Comment nos pensées ou nos intellectualisations sur cette humeur peuvent-elles nous aider à la surmonter?

Je pense que les pensées sont, d'une certaine manière, surestimées. Il y a des choses que vous pouvez faire pour changer votre humeur, mais c'est comme essayer d'aller dormir: plus vous essayez de le faire, moins il est probable que cela fonctionne. Vous devez faire d'autres choses. Vous devez vous mettre dans le bon type de posture. Si vous essayez de vous endormir, vous devez effectuer différents types de rituels qui vous permettent d'y être entraînés. Une des choses que le livre fait est de décrire à quoi ressemble ce processus pour différentes personnes dans les différentes époques de l'histoire de l'Occident.

Dans votre livre, vous décrivez différentes techniques pour susciter une partie de ce sentiment de choses important, d'être en présence de "choses brillantes" – par exemple, assister à un jeu de sport pour se laisser prendre dans l'excitation de masse, un processus appelez "whooshing up." Il m'a frappé que vous invoquiez ce que les psychologues contemporains appellent l'automaticité. Est-ce que votre livre a été informé par la tendance de la psychologie à attribuer un rôle considérablement accru à l'automaticité?

J'ai fait mes études de premier cycle en mathématiques et en informatique, puis j'ai beaucoup travaillé sur les neurosciences computationnelles. L'idée était courante dans les années 80 que si vous pouviez construire un système intelligent et lui enseigner la logique et le type de discours le plus rationnel, ce serait aussi bon que les êtres humains au sens le plus général. Mais après cela est venue l'idée que vous pourriez être capable de penser au cerveau non pas comme une sorte de solutionneur de problèmes rationnel, mais comme quelque chose d'autre.

Par exemple, une collection de systèmes automatiques semi-autonomes.

Je pense que c'est un développement formidable dans les sciences, et je suis intéressé à y penser à la fois d'un point de vue empirique et d'un point de vue philosophique.

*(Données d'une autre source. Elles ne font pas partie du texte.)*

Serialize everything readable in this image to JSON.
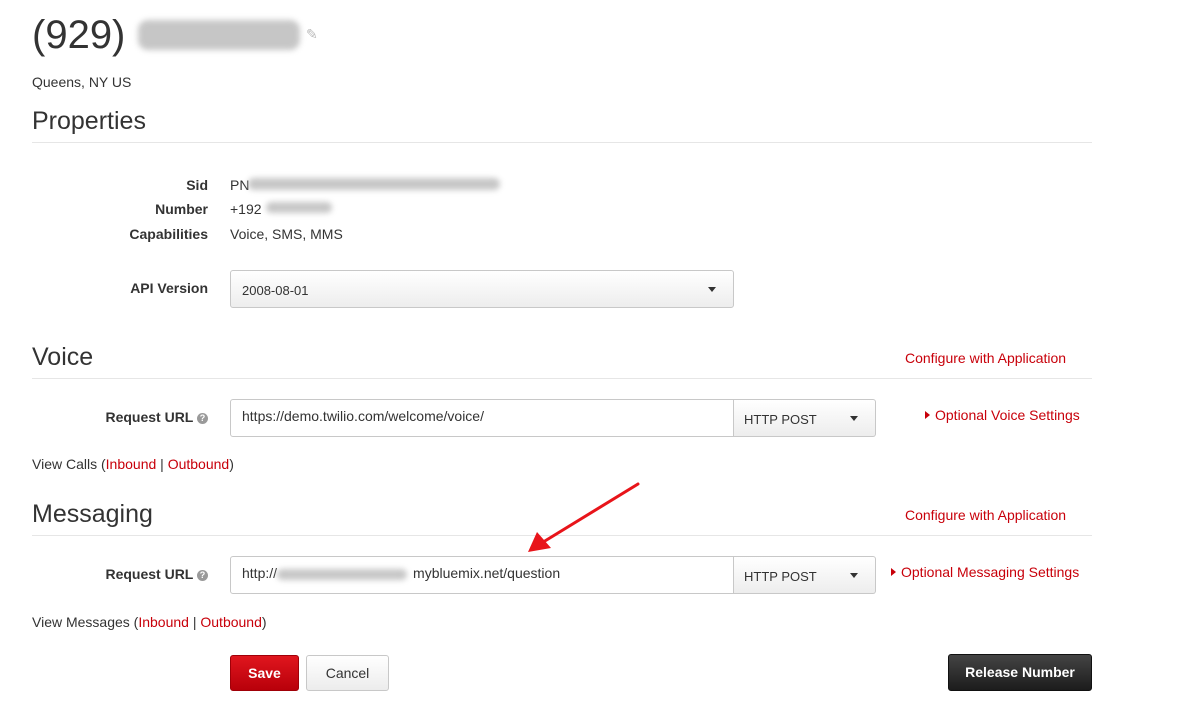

Cela signifie-t-il qu'il est maintenant impossible de pratiquer la philosophie sans la direction de la neurobiologie computationnelle? En effet, la psychologie a-t-elle complètement remplacé la philosophie?

Même si vous avez tous les détails sur le fonctionnement du cerveau, il y a une sorte de question supplémentaire, qui est quelque chose comme: «Comment sommes-nous censés comprendre nos propres vies, ou notre propre existence, ou le genre d'être que nous sommes, et quelle forme d'excellence pour notre être est vraiment la meilleure que nous puissions viser? »C'est une question philosophique, et c'est celle qui organise le livre. Je ne pense pas que les neuroscientifiques puissent dire quoi que ce soit à ce sujet.

Si la neurobiologie tient sa promesse de débloquer tous les secrets du cerveau, alors elle pourrait nous donner la capacité d'avoir cette humeur que vous décrivez, sans avoir besoin d'un processus intellectuel pour y arriver.

Si vous avez trouvé la partie du cerveau responsable de «faire les choses», je ne pense pas qu'il suffirait de dire: «Eh bien, installez simplement un stimulateur cérébral profond dans cette partie du cerveau et allumez-le tous les jours. "Je ne pense pas que la vie que vous voulez viser est celle dans laquelle vous poussez arbitrairement un bouton sur le mécanisme sur le côté de votre tête de temps en temps et commencer à se sentir bien à propos de des choses.

Alors, que visons-nous? Si vous êtes chrétien, vous arrivez à regarder fixement la face de Dieu; Si vous êtes bouddhiste, vous obtenez cette unité altruiste avec l'univers. Qu'est-ce que la tradition philosophique occidentale, comme vous le voyez, nous donne à la fin?

Vous obtenez un monde qui a du sens sur son visage, et dont les significations méritent d'être cultivées. Vous obtenez un monde dans lequel il y a des "choses brillantes".